Reduction of hepatomegaly would be a benefit of particular clinical significance for
patients undergoing splenectomy, as most of these patients eventually develop symptomatic
hepatomegaly.
7
As COMFORT-I was not designed to evaluate liver volume reductions in patients who
had undergone splenectomy, we cannot speculate about the efficacy of ruxolitinib in
alleviating hepatomegaly in these patients. However, maximum liver size reductions
of 50–68% (based on palpation) have been observed in three patients with symptomatic
hepatomegaly (palpable length, 14–16 cm) and previous splenectomy who were treated
with ruxolitinib in the phase II study.
8
Our study used volumetric liver size assessment based on magnetic resonance imaging
and computed tomography scans to evaluate the treatment effect of ruxolitinib on liver
size compared with placebo. A considerable advantage of this approach over palpation
is that it allows for the greatest precision and accuracy in the quantitative measurement
of liver size. However, because of substantial interindividual variability in healthy
individuals, liver volume alone is not always a sufficient indicator of the degree
of hepatomegaly. A recent study estimated the mean volume±s.d. of enlarged livers
at 2.32±0.75 l compared with 1.51±0.25 l for normal livers.
9
This suggests that a majority of patients in COMFORT-I, including most, if not all,
in the second, third and fourth baseline liver volume quartiles of the ruxolitinib
arm had mild to massive hepatomegaly at baseline. Although liver volume reductions
were observed across quartiles, the clinical significance of a 6–9% reduction in liver
volume is limited by the lack of a corresponding patient-reported outcome measure
to assess reduction in hepatomegaly-related symptoms. However, the correlations between
reductions in spleen size and liver volume observed in this analysis along with previously
published results showing a relationship between reductions in spleen volume and MF-related
symptoms,
10
and the correlations between liver volume and albumin and weight suggest that the
reductions in hepatomegaly are clinically meaningful.

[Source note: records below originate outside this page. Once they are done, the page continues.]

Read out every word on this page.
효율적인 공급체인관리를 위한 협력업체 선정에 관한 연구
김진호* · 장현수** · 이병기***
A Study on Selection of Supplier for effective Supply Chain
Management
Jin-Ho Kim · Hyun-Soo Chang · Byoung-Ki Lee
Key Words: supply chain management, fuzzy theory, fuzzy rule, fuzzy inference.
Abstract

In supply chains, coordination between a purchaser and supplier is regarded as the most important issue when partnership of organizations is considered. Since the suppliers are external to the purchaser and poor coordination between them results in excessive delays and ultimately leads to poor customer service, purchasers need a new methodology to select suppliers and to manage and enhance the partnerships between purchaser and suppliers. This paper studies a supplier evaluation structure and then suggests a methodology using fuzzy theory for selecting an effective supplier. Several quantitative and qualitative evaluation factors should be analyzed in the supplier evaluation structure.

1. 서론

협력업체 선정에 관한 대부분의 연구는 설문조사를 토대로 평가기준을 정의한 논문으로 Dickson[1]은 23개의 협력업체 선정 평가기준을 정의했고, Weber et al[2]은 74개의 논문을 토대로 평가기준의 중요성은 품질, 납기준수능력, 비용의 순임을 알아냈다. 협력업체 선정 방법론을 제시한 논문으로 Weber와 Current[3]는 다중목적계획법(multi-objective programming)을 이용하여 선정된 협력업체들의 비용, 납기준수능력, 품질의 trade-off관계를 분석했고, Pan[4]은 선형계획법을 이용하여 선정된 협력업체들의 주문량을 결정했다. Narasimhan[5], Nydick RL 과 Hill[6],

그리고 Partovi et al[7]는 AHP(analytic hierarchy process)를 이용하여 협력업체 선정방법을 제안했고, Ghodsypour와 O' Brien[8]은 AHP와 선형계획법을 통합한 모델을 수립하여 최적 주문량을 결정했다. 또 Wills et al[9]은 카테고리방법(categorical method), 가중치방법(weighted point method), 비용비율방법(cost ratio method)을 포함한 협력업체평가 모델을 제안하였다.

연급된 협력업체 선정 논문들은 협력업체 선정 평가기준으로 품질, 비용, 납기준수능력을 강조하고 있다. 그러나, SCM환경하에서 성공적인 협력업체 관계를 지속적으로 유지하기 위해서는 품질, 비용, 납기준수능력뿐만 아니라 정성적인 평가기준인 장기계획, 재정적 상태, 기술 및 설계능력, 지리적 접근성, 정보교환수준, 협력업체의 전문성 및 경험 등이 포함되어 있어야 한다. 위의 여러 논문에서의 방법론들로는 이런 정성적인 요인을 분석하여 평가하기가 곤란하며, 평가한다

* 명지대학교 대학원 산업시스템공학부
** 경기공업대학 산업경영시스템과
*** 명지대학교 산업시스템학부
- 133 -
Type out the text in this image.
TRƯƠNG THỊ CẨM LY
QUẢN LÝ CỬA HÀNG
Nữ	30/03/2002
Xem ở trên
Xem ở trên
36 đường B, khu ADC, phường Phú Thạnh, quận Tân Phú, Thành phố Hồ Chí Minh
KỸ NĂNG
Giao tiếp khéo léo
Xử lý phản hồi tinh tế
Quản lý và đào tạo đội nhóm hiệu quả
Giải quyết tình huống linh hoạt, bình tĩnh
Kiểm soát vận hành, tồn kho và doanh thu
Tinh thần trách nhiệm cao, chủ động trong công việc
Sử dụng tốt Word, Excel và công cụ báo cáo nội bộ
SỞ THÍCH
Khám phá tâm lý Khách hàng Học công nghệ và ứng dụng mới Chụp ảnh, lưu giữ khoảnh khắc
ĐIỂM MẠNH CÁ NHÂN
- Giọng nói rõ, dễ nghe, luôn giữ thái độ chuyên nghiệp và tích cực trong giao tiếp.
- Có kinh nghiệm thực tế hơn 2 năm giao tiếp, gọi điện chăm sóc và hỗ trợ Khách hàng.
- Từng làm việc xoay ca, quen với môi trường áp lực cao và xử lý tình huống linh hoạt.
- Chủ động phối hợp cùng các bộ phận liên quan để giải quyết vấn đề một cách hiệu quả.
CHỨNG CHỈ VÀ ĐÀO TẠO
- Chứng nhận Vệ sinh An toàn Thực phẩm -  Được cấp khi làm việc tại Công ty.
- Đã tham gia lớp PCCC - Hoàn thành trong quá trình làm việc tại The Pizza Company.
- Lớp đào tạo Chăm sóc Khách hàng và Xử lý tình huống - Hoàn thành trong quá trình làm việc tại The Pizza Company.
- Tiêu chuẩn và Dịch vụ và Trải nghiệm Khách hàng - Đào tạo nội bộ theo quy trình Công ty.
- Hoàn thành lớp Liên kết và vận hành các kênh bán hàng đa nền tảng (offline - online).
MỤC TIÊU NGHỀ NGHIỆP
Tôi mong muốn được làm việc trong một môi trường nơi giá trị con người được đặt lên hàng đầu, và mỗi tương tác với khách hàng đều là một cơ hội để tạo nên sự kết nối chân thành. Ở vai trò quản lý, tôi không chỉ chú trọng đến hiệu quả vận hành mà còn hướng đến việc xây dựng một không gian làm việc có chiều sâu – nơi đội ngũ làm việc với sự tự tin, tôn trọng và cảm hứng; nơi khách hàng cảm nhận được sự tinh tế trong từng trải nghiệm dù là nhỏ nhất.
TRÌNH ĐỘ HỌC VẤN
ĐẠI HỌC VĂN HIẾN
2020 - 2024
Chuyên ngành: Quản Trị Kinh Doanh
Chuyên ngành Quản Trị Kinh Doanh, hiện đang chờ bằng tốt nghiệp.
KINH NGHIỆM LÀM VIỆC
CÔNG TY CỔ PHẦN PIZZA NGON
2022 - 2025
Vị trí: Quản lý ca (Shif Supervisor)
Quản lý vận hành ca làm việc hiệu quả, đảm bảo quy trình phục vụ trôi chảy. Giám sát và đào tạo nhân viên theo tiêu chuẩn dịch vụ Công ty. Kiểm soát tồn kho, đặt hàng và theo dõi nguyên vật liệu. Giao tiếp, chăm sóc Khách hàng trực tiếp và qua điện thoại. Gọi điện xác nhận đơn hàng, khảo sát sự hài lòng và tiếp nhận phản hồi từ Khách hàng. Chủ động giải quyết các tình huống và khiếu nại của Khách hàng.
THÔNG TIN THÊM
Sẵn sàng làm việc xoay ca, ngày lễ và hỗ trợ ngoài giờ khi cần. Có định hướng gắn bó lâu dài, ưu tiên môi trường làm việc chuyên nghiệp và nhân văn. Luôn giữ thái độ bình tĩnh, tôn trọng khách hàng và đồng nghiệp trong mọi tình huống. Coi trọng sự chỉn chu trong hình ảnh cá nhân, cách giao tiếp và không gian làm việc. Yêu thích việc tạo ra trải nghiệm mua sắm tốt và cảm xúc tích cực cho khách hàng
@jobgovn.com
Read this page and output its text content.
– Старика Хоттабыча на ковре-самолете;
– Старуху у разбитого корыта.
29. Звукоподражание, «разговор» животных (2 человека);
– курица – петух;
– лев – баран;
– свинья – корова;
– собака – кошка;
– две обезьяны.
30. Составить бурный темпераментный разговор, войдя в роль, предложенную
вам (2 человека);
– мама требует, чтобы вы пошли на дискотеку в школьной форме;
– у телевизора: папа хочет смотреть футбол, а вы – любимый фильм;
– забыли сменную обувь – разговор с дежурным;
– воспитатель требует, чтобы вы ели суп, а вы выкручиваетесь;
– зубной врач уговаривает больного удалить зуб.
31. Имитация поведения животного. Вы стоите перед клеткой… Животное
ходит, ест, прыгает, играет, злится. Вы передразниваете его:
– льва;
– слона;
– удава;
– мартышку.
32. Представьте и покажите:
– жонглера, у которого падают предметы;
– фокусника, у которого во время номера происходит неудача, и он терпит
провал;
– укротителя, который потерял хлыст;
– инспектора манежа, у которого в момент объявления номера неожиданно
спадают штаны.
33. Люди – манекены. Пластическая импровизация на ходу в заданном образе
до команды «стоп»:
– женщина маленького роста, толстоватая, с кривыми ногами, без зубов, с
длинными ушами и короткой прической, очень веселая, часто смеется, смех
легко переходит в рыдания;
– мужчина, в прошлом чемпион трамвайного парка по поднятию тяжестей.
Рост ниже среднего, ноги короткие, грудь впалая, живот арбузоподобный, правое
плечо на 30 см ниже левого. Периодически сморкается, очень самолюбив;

In conclusion, ruxolitinib provided significant reductions in liver volume compared
with placebo in COMFORT-I. Liver volumes decreased rapidly during the first 12 weeks
and continued to decrease through week 60, with benefit maintained with longer-term
treatment. Percentage reductions in liver volume were associated with improvements
in splenomegaly and metabolic status. Overall, these findings suggest that ruxolitinib
may improve MF-related hepatomegaly.